C’est quand elle est fidèle à son ordo essentialis, celui de l’hétérodoxie, celui de la non-conformité, que la pensée maçonnique peut s’adapter à son temps. Et ce pour en accompagner — je dis bien « accompagner » — l’évolution. L’insoumission généralisée qui la caractérise ne peut admettre la violence de ceux qui veulent le bien à la place des autres. Domination de ceux qui se sentent responsables des autres, et qui peuvent imposer par la force l’ordre qu’ils ont idéologiquement élaboré. Avec son humour grinçant plein de lucidité, c’est bien cela que notait Joseph de Maistre :
« Vous croyez ne pas vouloir cette loi, mais soyez sûrs que vous la voulez. Si vous osez la refuser, nous tirerons sur vous à mitraille pour vous punir de ne pas vouloir ce que vous voulez. Et ils l’ont fait. »[1]
Oui, « ils » l’ont fait à de multiples reprises ceux qui se considéraient comme les garants et les instituteurs des peuples. Du goulag aux camps cambodgiens, nombreux sont les exemples plaidant en ce sens. Mais cette imposition du bien commun par la force, ce que l’on considère, abstraitement, comme étant le bien commun n’est en rien en congruence avec la sensibilité libertaire qui est la spécificité essentielle de la franc-maçonnerie. Je dis bien « sensibilité », car ce n’est en rien un système dogmatique.

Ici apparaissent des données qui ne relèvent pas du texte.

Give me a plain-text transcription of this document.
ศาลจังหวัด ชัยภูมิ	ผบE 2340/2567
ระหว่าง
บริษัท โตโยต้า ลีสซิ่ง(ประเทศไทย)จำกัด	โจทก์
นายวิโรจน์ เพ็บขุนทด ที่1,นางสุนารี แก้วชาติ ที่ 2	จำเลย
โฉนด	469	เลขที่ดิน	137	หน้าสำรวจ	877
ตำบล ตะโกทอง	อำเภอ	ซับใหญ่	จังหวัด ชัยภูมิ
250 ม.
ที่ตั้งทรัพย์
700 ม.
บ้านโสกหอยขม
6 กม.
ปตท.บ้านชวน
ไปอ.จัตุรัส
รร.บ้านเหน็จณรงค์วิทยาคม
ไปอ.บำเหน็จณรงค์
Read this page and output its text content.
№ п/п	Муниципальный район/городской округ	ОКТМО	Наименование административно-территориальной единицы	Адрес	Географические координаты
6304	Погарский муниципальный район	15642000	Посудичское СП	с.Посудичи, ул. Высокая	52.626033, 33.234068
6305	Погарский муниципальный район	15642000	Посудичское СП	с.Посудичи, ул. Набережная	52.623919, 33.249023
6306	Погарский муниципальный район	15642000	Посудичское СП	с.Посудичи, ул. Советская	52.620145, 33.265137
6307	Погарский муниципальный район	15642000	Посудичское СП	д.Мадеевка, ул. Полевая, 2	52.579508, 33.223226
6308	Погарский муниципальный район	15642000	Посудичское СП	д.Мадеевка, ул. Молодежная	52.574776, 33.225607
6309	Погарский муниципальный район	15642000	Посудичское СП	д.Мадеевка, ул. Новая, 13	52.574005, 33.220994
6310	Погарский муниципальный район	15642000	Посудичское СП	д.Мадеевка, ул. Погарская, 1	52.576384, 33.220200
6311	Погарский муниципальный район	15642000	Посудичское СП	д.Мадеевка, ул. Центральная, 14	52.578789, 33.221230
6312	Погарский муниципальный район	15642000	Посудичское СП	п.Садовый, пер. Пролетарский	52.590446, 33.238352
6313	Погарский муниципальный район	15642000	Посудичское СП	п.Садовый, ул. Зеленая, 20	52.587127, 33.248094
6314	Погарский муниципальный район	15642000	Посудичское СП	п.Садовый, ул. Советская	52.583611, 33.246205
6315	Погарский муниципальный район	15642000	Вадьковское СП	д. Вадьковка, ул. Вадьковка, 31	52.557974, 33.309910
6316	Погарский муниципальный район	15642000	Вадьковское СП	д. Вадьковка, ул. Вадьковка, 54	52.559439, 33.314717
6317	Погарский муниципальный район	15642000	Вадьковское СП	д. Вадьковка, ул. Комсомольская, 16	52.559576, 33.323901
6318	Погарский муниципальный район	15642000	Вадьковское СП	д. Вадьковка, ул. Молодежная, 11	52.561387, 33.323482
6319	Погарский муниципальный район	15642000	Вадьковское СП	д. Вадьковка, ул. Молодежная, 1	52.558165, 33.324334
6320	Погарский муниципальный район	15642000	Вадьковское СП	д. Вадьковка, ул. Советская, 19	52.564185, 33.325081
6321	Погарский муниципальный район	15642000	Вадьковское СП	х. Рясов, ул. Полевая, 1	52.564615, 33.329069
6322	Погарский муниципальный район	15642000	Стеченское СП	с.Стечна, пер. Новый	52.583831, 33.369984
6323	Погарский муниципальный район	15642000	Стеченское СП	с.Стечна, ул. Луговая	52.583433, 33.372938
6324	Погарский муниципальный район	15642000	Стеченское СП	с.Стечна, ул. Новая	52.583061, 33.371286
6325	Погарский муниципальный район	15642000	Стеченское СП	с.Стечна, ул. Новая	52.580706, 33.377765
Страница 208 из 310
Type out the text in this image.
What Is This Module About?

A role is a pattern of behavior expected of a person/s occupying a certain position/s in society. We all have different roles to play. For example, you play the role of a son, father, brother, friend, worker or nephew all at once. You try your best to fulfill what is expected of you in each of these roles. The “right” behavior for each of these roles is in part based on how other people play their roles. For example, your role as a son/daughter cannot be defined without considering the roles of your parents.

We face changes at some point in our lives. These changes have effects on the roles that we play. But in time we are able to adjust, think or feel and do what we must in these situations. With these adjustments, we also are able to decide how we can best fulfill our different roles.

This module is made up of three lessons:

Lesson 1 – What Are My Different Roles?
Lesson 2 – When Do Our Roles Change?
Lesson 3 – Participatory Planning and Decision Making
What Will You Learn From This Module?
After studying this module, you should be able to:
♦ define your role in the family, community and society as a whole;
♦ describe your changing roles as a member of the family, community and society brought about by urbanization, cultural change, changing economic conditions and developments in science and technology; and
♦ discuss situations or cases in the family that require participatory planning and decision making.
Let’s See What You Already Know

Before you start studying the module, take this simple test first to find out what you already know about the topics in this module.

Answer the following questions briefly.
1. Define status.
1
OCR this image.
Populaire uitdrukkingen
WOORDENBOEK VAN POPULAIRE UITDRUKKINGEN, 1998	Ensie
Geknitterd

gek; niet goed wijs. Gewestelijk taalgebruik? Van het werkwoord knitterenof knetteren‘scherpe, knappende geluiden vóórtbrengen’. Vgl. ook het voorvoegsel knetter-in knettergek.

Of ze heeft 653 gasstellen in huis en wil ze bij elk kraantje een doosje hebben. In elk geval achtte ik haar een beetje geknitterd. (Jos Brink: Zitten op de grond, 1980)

S’accorder aux forces primordiales. Mais c’est cette sensibilité qui sait mystérieusement, c’est-à-dire à partir des mythes immémoriaux, que l’histoire est une continuelle « palingénésie » : une genèse toujours recommencée. Reconnaissant, avec lucidité, que toute inspiration première tend à s’attiédir en institution, que l’instituant s’achève en institué, que l’énamourement se rigidifie en conjugalité. Et qu’il y a, dès lors, nécessité de sursaut. Celui-ci ne pouvant se faire qu’en s’accordant aux forces profondes, primordiales à l’œuvre, souterrainement, dans le devenir humain. Le symbolisme des épreuves initiatiques devient ainsi une méthodologie de la réintégration.
C’est cela même que note le frère Joseph de Maistre (« Josephus a floribus ») dans ses discussions avec J.-B. Willermoz : « Quand Dieu efface, c’est qu’il se prépare à écrire », ou encore : « Dieu tient toujours la gomme et le crayon » !
[1] J. de Maistre, Considérations sur la France, op.cit. p. 217.